The inhabited islands already groan under a struggling infrastructure which includes 29 schools and three airports. Commercial flights to the Galapagos increased by 193 per cent between 2001 and 2006. The number of vehicles in Santa Cruz alone has increased from 28 in 1980 to 1,276 in 2006. The Charles Darwin Foundation estimates that 9,000 birds have been killed on the highway each year between 2004 and 2006.

These pressures have not gone unnoticed. In 2007, Unesco, the United Nations body that regulates world heritage sites, put the islands on its endangered list, underscoring the critical situation. On Galapagos Day in September this year, Sir David Attenborough warned that they were at a tipping point: "Due to the consequences of human intervention, many species are now threatened with extinction." He said that without prompt action this "natural treasure will be lost for ever."

But, under Ecuador's new government, the Galapagos have been fighting off ruination. In Quito, the Ecuadorean capital, President Rafael Correa is trying to do something about the threats to the islands. "The first thing I did when I came into office in January 2007 was to put a compete ban on people coming to settle in the Galapagos," he told The Independent on Sunday recently.

Mr Correa wants to make a reality of the protection given to the archipelago and its amazing flora and fauna when it was declared a national park 50 years ago. He says he is proud of the fact that he has pushed through the first constitution in the world that puts the natural world in top position. Its first article proclaims: "Nature or Pachamama, where life is started, has the right to exist, last and regenerate its life cycles, its structures, functions and processes of evolution." A vigorous programme has eradicated 64,000 feral goats, donkeys, and pigs from Isabela Island, according to the Galapagos Conservation Trust. Some threatened native species are beginning to recover.

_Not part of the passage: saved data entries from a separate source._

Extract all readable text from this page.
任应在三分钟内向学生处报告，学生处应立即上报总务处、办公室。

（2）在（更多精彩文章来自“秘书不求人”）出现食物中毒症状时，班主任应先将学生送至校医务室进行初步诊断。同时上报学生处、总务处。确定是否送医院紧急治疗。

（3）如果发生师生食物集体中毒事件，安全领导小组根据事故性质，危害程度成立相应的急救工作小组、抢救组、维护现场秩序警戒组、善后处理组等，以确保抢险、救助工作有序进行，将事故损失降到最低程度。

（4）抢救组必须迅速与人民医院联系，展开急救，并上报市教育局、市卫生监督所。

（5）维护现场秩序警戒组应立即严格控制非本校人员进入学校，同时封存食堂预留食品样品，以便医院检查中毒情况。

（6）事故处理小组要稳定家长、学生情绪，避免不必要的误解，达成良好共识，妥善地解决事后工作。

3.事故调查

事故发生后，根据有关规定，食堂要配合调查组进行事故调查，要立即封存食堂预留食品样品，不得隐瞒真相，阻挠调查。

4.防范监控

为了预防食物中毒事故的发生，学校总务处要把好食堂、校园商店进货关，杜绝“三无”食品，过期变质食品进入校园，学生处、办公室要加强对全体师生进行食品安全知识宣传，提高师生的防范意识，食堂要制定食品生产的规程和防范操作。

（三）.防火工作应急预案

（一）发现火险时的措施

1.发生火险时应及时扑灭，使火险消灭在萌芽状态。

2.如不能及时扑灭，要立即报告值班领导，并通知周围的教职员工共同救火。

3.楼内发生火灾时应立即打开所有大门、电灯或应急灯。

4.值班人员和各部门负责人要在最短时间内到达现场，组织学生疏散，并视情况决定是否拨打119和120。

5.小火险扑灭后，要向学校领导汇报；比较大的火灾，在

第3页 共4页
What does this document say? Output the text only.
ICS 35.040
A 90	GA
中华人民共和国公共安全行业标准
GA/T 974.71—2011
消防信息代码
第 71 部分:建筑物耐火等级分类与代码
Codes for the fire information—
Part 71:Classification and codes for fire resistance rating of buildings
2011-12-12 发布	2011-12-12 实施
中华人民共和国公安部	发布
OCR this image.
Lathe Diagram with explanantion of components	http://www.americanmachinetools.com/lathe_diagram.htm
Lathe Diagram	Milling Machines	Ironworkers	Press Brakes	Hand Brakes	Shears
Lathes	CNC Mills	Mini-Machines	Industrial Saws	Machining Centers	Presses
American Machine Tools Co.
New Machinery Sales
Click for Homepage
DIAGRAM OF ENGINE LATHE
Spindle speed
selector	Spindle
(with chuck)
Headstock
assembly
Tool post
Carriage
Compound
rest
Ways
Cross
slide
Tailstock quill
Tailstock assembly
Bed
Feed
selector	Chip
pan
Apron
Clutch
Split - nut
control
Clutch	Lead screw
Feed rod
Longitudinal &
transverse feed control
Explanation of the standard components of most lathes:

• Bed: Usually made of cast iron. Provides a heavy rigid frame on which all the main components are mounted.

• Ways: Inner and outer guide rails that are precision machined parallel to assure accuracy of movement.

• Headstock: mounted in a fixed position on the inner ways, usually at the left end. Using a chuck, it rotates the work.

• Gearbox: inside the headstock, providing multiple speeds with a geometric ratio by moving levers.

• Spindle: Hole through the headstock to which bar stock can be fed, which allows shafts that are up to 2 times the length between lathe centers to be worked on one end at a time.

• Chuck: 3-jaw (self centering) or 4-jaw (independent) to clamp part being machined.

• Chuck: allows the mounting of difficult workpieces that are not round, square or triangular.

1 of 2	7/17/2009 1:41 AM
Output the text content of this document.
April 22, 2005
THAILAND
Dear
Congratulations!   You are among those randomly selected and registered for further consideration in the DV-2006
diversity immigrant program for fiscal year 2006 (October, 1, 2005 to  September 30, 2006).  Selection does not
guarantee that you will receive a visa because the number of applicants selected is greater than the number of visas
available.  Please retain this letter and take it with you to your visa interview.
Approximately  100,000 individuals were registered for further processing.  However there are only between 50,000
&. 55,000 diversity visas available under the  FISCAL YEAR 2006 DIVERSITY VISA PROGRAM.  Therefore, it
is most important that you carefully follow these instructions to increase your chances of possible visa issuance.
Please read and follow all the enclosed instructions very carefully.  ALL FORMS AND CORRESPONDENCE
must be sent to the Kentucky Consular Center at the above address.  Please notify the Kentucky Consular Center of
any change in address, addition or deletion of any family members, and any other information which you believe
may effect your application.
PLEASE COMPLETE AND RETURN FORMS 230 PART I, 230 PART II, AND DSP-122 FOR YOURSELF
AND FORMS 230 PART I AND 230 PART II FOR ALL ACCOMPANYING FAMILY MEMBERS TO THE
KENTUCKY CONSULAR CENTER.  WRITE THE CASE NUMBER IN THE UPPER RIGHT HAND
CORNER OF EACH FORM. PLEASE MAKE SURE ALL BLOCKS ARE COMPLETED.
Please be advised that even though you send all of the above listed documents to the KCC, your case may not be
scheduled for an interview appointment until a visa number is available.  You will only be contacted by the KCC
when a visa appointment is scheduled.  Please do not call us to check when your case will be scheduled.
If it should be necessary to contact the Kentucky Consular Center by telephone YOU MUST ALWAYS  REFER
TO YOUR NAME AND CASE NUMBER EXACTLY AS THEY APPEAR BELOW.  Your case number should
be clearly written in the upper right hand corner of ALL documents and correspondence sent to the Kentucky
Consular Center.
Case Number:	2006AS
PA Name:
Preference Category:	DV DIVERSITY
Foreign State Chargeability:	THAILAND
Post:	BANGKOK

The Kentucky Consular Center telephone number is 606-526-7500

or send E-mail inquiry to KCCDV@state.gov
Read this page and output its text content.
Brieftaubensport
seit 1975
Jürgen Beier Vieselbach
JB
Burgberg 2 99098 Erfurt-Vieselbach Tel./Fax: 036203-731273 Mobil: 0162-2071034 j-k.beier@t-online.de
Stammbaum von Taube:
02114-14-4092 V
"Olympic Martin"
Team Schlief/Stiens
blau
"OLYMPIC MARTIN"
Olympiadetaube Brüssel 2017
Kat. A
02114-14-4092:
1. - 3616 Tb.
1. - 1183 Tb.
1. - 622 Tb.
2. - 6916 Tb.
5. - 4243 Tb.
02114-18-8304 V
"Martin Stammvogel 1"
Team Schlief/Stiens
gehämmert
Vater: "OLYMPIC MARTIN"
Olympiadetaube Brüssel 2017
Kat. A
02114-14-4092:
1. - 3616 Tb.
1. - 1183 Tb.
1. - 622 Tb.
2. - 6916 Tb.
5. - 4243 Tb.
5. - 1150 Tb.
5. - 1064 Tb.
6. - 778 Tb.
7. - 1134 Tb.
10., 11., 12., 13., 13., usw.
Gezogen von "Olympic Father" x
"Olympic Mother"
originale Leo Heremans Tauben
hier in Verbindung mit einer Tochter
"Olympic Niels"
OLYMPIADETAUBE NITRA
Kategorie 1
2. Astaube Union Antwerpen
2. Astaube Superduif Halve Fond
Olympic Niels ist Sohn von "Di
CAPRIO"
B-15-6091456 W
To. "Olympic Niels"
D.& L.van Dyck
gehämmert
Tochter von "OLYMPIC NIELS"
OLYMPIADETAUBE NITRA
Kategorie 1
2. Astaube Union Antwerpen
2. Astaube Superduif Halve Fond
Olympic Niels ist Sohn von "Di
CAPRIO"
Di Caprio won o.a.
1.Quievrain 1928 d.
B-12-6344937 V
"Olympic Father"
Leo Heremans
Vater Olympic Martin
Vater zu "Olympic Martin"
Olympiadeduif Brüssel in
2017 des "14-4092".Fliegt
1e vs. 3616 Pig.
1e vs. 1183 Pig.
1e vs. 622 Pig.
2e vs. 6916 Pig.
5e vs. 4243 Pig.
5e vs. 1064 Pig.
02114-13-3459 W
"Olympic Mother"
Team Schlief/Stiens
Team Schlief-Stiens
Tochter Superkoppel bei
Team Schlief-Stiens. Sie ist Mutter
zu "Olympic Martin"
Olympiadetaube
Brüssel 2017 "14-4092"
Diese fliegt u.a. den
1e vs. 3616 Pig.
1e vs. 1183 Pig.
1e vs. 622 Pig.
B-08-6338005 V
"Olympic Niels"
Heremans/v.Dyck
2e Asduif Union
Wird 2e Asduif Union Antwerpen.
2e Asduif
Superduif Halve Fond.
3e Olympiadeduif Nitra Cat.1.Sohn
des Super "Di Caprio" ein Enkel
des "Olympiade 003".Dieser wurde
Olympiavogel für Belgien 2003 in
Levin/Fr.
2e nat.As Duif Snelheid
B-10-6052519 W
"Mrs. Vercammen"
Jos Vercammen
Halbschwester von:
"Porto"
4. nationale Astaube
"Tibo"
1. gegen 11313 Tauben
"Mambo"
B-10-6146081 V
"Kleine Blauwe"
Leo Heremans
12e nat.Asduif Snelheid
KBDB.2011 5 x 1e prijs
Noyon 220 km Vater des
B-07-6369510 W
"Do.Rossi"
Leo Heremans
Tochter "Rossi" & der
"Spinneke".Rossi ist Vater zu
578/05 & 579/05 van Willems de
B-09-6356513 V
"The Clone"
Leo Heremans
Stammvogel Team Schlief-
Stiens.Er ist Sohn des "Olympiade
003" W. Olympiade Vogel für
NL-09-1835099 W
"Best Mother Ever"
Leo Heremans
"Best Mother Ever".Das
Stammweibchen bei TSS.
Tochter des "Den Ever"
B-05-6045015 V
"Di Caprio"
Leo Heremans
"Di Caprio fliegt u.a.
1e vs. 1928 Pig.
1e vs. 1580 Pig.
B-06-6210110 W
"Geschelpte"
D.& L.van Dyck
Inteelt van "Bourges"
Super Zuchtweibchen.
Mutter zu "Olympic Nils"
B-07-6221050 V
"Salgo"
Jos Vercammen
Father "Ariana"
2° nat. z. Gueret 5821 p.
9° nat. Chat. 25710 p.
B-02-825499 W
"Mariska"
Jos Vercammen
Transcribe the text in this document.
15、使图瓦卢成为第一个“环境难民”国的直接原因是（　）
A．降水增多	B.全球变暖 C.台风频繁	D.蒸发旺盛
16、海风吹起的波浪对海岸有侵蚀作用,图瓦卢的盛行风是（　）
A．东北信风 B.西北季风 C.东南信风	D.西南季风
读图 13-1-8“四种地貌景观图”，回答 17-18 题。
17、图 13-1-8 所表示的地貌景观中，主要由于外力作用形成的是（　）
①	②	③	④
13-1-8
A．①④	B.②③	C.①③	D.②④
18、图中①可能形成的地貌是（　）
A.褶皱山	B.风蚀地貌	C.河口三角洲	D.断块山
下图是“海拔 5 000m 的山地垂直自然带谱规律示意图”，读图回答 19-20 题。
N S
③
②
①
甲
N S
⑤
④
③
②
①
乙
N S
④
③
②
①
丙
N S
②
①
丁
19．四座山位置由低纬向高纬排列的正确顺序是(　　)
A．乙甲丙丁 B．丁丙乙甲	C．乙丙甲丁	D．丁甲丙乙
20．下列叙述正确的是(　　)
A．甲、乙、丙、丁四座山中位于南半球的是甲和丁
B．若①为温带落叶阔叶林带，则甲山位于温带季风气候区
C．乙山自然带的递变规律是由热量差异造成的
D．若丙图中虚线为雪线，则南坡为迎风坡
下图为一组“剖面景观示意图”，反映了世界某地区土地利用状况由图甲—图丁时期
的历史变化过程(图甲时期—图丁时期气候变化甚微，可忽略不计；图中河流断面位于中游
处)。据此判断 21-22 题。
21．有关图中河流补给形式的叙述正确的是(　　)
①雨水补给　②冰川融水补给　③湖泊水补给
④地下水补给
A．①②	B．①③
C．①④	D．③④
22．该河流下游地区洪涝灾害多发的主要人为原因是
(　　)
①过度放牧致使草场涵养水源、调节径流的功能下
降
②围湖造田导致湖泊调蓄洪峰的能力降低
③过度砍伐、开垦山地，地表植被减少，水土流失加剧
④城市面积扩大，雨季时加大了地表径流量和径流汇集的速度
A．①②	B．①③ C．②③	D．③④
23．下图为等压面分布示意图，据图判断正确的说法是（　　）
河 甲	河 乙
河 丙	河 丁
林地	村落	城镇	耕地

As far as the 20 main islands are concerned, the Ecuadoreans try to keep pollution under strict control and cut down on the imported fuel that provides most power and mobility on the islands. "I'm very keen to promote the generation of electricity in the Galapagos through wind power," says Marcela Aguinaga, Ecuador's environment minister. "But it's not plain sailing. You've got to try to prevent the birds flying into the vanes of the wind turbines. And that's not an easy job."

To some extent, tourism is regulated by the high cost of getting to the islands and subsisting there, combined with the $110 tax levied on foreign tourists. Unesco has asked Ecuador to clamp down on new accommodation in the islands' towns. Hotel and boarding house owners are, however, opposing limits on visitor numbers.

Great care is being lavished on the giant tortoises whose domed shells reminded the Spaniards of the saddles (galapagos) worn by packhorses. In one of the planet's best-observed acts outside Las Vegas, two female giant tortoises, unromantically named Female 106 and 107, resumed laying eggs last year, six and five respectively, overseen by the staff of the Giant Tortoise Reproductive and Nurture Centre on Santa Cruz. At stake was the survival of one particular species.

Female 106 had been the companion of Solitario Jorge (Lonely George) for 16 years. Four of her eggs were kept at 29.5C to encourage, if fertilised, the emergence of females: the other two were maintained at 28C in the hope that they would be males. Female 107 had had a shorter relationship with Solitario Jorge. None of the 11 proved to have been fertilised.

Solitario Jorge is thought to be the last surviving member of his line, Geochelone abingdoni. Being between 60 and 90 years old, and thus still in the prime of life, he clearly retains reproductive powers. Hope springs eternal that his genes will be passed on soon.

In other parts of Ecuador remedial work has come too late. Earlier military regimes allowed American oil companies to ruin stretches of the Amazonian jungle with their drilling. Now President Correa is pushing the idea of getting developed countries to compensate Ecuador for the loss of revenue – say €$350m a year – if it keeps its crude oil in the ground. Germany seems to favour such an environmental deal. But, as far as the rest of the world is concerned, it will be by Mr Correa's curating of the Galapagos that he will be judged.